Anne Marie Vallotton (21 February 1915 – 28 December 2013) was a Swiss and French artist best known for her illustrations in the Good News Bible. According to HarperCollins, Vallotton is the bestselling artist of all time, thanks to worldwide sales of the Good News Bible in excess of 225 million.

==Early life==
Vallotton was born in Lausanne, Switzerland, the daughter of Swiss writer, teacher and journalist Benjamin Vallotton who had studied theology in Munich and Paris; her mother had been born in Alsace, the granddaughter of a Lutheran pastor. Her father's cousin was the painter, Félix Vallotton. During World War II, she and her sister Gritou worked for the Resistance; she used her Swiss nationality to help her transport mail. Vallotton also worked in a refugee centre in Toulouse where she painted murals on the walls in attempt to make them more welcoming to families from Poland, Estonia and other Baltic states. While at the centre, Vallotton befriended Resistance fighter Berty Albrecht who had been baptized by Vallotton's grandfather.

==Career as an Illustrator==
A lifelong Christian, Vallotton set out to simplify the Gospel message with the use of illustration. Aside from the Good News Bible, her works include From the Apple to the Moon, (1970), Who Are You Jesus (1973), The Man who said No: Story of Jonah (1977) and The Mighty One and Sam, (1982). Prior to her success with the Good News Bible, her only work had been one called Priority, a collection of 60 illustrations covering the life of Jesus and considered so unmarketable by her agent that he dumped 3,000 copies in the Seine. At Eurofest '75, the Billy Graham organised conference in Belgium, Vallotton gave an illustrated talk on an overhead projector, fitted with an acetate scroll, each morning before the Bible exposition.

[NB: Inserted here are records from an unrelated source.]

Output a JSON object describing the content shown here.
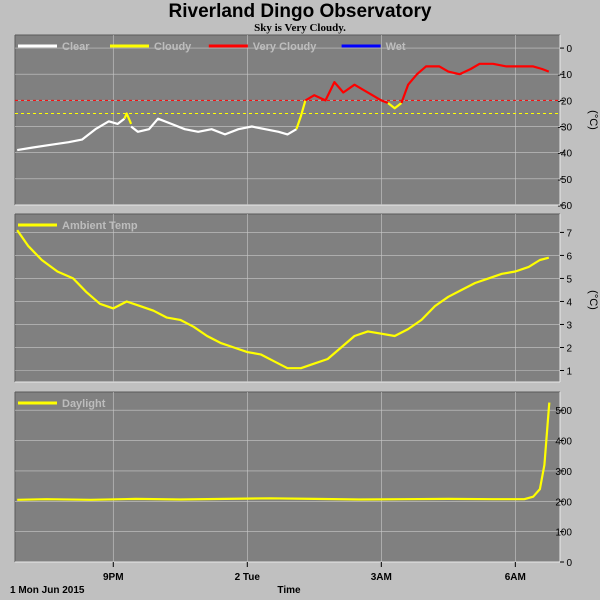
{
  "header": {
    "title": "Riverland Dingo Observatory",
    "subtitle": "Sky is Very Cloudy."
  },
  "colors": {
    "background": "#c0c0c0",
    "plot_area": "#808080",
    "grid": "#c8c8c8",
    "clear": "#ffffff",
    "cloudy": "#ffff00",
    "very_cloudy": "#ff0000",
    "wet": "#0000ff"
  },
  "x_axis": {
    "label": "Time",
    "date_label": "1 Mon Jun 2015",
    "ticks": [
      {
        "t": 21,
        "label": "9PM",
        "bold": false
      },
      {
        "t": 24,
        "label": "2 Tue",
        "bold": false
      },
      {
        "t": 27,
        "label": "3AM",
        "bold": false
      },
      {
        "t": 30,
        "label": "6AM",
        "bold": false
      }
    ],
    "range": [
      18.8,
      31.0
    ]
  },
  "chart_data": [
    {
      "type": "line",
      "name": "sky",
      "unit": "(°C)",
      "ylim": [
        -60,
        5
      ],
      "yticks": [
        0,
        -10,
        -20,
        -30,
        -40,
        -50,
        -60
      ],
      "grid": true,
      "legend_placement": "top-left",
      "legend": [
        {
          "label": "Clear",
          "color": "#ffffff"
        },
        {
          "label": "Cloudy",
          "color": "#ffff00"
        },
        {
          "label": "Very Cloudy",
          "color": "#ff0000"
        },
        {
          "label": "Wet",
          "color": "#0000ff"
        }
      ],
      "thresholds": [
        {
          "y": -20,
          "color": "#ff0000"
        },
        {
          "y": -25,
          "color": "#ffff00"
        }
      ],
      "series": [
        {
          "name": "Clear",
          "color": "#ffffff",
          "x": [
            18.85,
            19.2,
            19.6,
            20.0,
            20.3,
            20.6,
            20.9,
            21.1,
            21.25
          ],
          "y": [
            -39,
            -38,
            -37,
            -36,
            -35,
            -31,
            -28,
            -29,
            -27
          ]
        },
        {
          "name": "Cloudy",
          "color": "#ffff00",
          "x": [
            21.25,
            21.3,
            21.4
          ],
          "y": [
            -27,
            -25,
            -29
          ]
        },
        {
          "name": "Clear",
          "color": "#ffffff",
          "x": [
            21.4,
            21.55,
            21.8,
            22.0,
            22.3,
            22.6,
            22.9,
            23.2,
            23.5,
            23.8,
            24.1,
            24.4,
            24.7,
            24.9,
            25.1
          ],
          "y": [
            -30,
            -32,
            -31,
            -27,
            -29,
            -31,
            -32,
            -31,
            -33,
            -31,
            -30,
            -31,
            -32,
            -33,
            -31
          ]
        },
        {
          "name": "Cloudy",
          "color": "#ffff00",
          "x": [
            25.1,
            25.2,
            25.3
          ],
          "y": [
            -31,
            -26,
            -20
          ]
        },
        {
          "name": "Very Cloudy",
          "color": "#ff0000",
          "x": [
            25.3,
            25.5,
            25.75,
            25.95,
            26.15,
            26.4,
            26.6,
            26.8,
            27.0,
            27.15
          ],
          "y": [
            -20,
            -18,
            -20,
            -13,
            -17,
            -14,
            -16,
            -18,
            -20,
            -21
          ]
        },
        {
          "name": "Cloudy",
          "color": "#ffff00",
          "x": [
            27.15,
            27.3,
            27.45
          ],
          "y": [
            -21,
            -23,
            -21
          ]
        },
        {
          "name": "Very Cloudy",
          "color": "#ff0000",
          "x": [
            27.45,
            27.6,
            27.8,
            28.0,
            28.3,
            28.5,
            28.75,
            29.0,
            29.2,
            29.5,
            29.8,
            30.1,
            30.4,
            30.6,
            30.75
          ],
          "y": [
            -21,
            -14,
            -10,
            -7,
            -7,
            -9,
            -10,
            -8,
            -6,
            -6,
            -7,
            -7,
            -7,
            -8,
            -9
          ]
        }
      ]
    },
    {
      "type": "line",
      "name": "ambient",
      "unit": "(°C)",
      "ylim": [
        0.5,
        7.8
      ],
      "yticks": [
        1,
        2,
        3,
        4,
        5,
        6,
        7
      ],
      "grid": true,
      "legend_placement": "top-left",
      "legend": [
        {
          "label": "Ambient Temp",
          "color": "#ffff00"
        }
      ],
      "series": [
        {
          "name": "Ambient Temp",
          "color": "#ffff00",
          "x": [
            18.85,
            19.1,
            19.4,
            19.75,
            20.1,
            20.4,
            20.7,
            21.0,
            21.3,
            21.6,
            21.9,
            22.2,
            22.5,
            22.8,
            23.1,
            23.4,
            23.7,
            24.0,
            24.3,
            24.6,
            24.9,
            25.2,
            25.5,
            25.8,
            26.1,
            26.4,
            26.7,
            27.0,
            27.3,
            27.6,
            27.9,
            28.2,
            28.5,
            28.8,
            29.1,
            29.4,
            29.7,
            30.0,
            30.3,
            30.55,
            30.75
          ],
          "y": [
            7.1,
            6.4,
            5.8,
            5.3,
            5.0,
            4.4,
            3.9,
            3.7,
            4.0,
            3.8,
            3.6,
            3.3,
            3.2,
            2.9,
            2.5,
            2.2,
            2.0,
            1.8,
            1.7,
            1.4,
            1.1,
            1.1,
            1.3,
            1.5,
            2.0,
            2.5,
            2.7,
            2.6,
            2.5,
            2.8,
            3.2,
            3.8,
            4.2,
            4.5,
            4.8,
            5.0,
            5.2,
            5.3,
            5.5,
            5.8,
            5.9
          ]
        }
      ]
    },
    {
      "type": "line",
      "name": "daylight",
      "ylim": [
        0,
        560
      ],
      "yticks": [
        0,
        100,
        200,
        300,
        400,
        500
      ],
      "grid": true,
      "legend_placement": "top-left",
      "legend": [
        {
          "label": "Daylight",
          "color": "#ffff00"
        }
      ],
      "series": [
        {
          "name": "Daylight",
          "color": "#ffff00",
          "x": [
            18.85,
            19.5,
            20.5,
            21.5,
            22.5,
            23.5,
            24.5,
            25.5,
            26.5,
            27.5,
            28.5,
            29.5,
            30.2,
            30.4,
            30.55,
            30.65,
            30.72,
            30.76
          ],
          "y": [
            205,
            207,
            205,
            208,
            206,
            208,
            210,
            208,
            206,
            207,
            208,
            207,
            207,
            215,
            240,
            320,
            450,
            525
          ]
        }
      ]
    }
  ]
}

==Good News For Modern Man==
In the early 1960s, impressed by the illustrations he had seen in Priority, New York publisher Eugene Nida contacted Vallotton about illustrating a children's Bible. After a ten-minute meeting with Nida at Stuttgart Airport, Vallotton agreed to begin work on the Good News For Modern Man Bible. Vallotton created over 500 illustrations and drew some of them up to 90 times to get them right. Vallotton's distinctive style uses simple lines and shading to convey character and emotion: “I wanted to simplify them the most I could. I wanted to get to the truth... the most important thing!”

==Later life==
Vallotton continued to illustrate religious books after her success with the Good News Bible. She also designed six stained-glass windows depicting the Creation at the Reformed Church of Saint-Dié-des-Vosges in Lorraine, northeastern France where her brother Paul Vallotton was the minister. In later life she had a storytelling ministry to children at a Protestant church in Paris.